Micropatterning of TAv Biosensors Allows for Simultaneous Imaging of pH and K+ in the Same Experimental Setting

To co-image pH and K+ with the spectrally identical biosensors in one experimental setting, we next used a micropatterning approach. The usage of the high-pressure microperfusion[20] device allowed us to “paint” spatially separated microspots of TAv–pH-Lemon and TAv–GEPII 1.0 on cells expressing the biotinylated GPI-anchored AviTag. (Figures a and S6b,d,e). FRET ratio signals from both spots containing the two different FRET-based biosensors were recorded simultaneously over time to test the suitability for co-imaging of pH and K+ alterations (Figure b). Upon addition of buffers with different [K+] (but the same pH), TAv–GEPII showed fast ratiometric changes, whereas TAv–pH-Lemon was only minimally affected (Figure b). Vice versa, with the addition of buffers with different pH values (but the same [K+]), TAv–pH-Lemon responded with clear FRET ratio changes, while TAv–GEPII was only little affected (Figure b). Such multiparametric imaging of local cell surface pH and K+ alterations exploiting the purified TAv biosensors in tumors in vivo might become possible in future. Such an approach might be also used to co-detect and correct for pH fluctuations, which have the potency to perturb the performance of most FP-based biosensors.[31]

Figure 5

Micropatterning of recombinant FRET-based TAv biosensors allows for co-imaging of pH and K+ in the same experimental setting. (a) Representative widefield fluorescence images of INS-1832/13 cells expressing AviTag-mCherry-GPI and ER-BirA (left). Two distinct, separated sensor spots of purified TAv–pH-Lemon and TAv–GEPII 1.0, respectively, were generated using microperfusion (white dashed circles), both positive for cyan (middle) and yellow fluorescent protein (right). (b) FRET ratio signal of surface-coupled TAv–pH-Lemon and TAv–GEPII 1.0 over time. The cells carrying the recombinant sensors were first perfused with buffers with different pH levels (red) and a constant K+ concentration (blue) and subsequently with different K+ concentrations and the same pH level as indicated.

Conclusions and Outlook

While purified biosensors have mainly been used for sensor characterization purposes,[3,10,32,33] we describe a novel biotinylation-based procedure to use genetically encoded sensors for the recording of extracellular ions locally on cell surfaces and glass slides upon their immobilization using three workflows (Figure S8): first, purification of the recombinant TAv biosensor, second, expression of the biotinylated cell surface tag or using a biotinylated glass slide, and third, coupling of the TAv biosensor to the biotinylated surface.

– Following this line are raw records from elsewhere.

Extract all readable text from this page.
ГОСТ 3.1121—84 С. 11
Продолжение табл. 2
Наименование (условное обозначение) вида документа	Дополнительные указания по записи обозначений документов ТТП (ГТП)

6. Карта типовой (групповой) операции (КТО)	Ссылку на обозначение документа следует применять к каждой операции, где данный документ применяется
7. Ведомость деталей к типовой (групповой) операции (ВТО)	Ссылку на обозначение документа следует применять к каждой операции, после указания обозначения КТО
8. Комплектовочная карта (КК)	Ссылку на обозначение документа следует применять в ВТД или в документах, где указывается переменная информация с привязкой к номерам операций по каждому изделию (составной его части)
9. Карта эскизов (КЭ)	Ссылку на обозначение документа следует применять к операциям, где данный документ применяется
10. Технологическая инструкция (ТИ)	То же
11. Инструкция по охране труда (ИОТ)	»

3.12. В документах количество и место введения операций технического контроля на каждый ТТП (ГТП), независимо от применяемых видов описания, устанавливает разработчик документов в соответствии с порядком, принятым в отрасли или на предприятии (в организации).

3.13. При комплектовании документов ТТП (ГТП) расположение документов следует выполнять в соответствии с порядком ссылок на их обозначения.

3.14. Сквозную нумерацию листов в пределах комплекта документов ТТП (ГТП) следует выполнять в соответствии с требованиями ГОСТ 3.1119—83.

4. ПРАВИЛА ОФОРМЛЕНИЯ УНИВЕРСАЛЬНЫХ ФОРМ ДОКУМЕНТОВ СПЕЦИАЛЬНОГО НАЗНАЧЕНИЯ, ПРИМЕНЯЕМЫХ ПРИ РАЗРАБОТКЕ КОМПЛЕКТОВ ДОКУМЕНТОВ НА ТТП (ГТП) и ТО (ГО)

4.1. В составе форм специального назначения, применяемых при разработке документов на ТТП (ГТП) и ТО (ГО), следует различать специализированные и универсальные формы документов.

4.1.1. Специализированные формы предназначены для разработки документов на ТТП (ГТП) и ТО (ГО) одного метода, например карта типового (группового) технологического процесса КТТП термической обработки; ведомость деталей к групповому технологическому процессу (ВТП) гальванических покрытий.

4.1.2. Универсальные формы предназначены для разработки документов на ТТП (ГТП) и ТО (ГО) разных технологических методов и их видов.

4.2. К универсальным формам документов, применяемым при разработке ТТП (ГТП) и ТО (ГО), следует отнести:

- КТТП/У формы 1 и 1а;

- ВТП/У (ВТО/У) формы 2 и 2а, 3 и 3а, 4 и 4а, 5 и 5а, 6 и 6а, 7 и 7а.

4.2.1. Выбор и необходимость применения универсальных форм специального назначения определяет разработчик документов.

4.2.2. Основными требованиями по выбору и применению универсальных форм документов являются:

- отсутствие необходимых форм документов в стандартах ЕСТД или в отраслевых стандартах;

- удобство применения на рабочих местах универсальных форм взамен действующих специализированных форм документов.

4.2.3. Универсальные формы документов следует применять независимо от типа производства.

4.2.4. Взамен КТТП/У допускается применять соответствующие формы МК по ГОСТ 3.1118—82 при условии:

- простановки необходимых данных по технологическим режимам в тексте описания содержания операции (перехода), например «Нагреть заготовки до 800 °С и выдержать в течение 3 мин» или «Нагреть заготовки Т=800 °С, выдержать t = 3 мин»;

Considering the remaining functionality and precise targeting of recombinant TAv biosensor constructs with different working principles (conformational rearrangement vs intrinsic sensitivity), this technique might be expanded to immobilize a variety of different ratiometric and intensiometric biosensors. The precise application using microperfusion might furthermore allow for the immobilization of sensor protein on selected cells (types) (e.g., on tumor slices). While extracellular ion alterations might be hard to capture in a big extracellular volume in vitro, this technique might be further used in interesting experimental settings with reduced volume such as in the extracellular area of mouse brains. However, the meaningful usage of the recombinant fluorescent biosensors in vivo might be challenging and requires further research.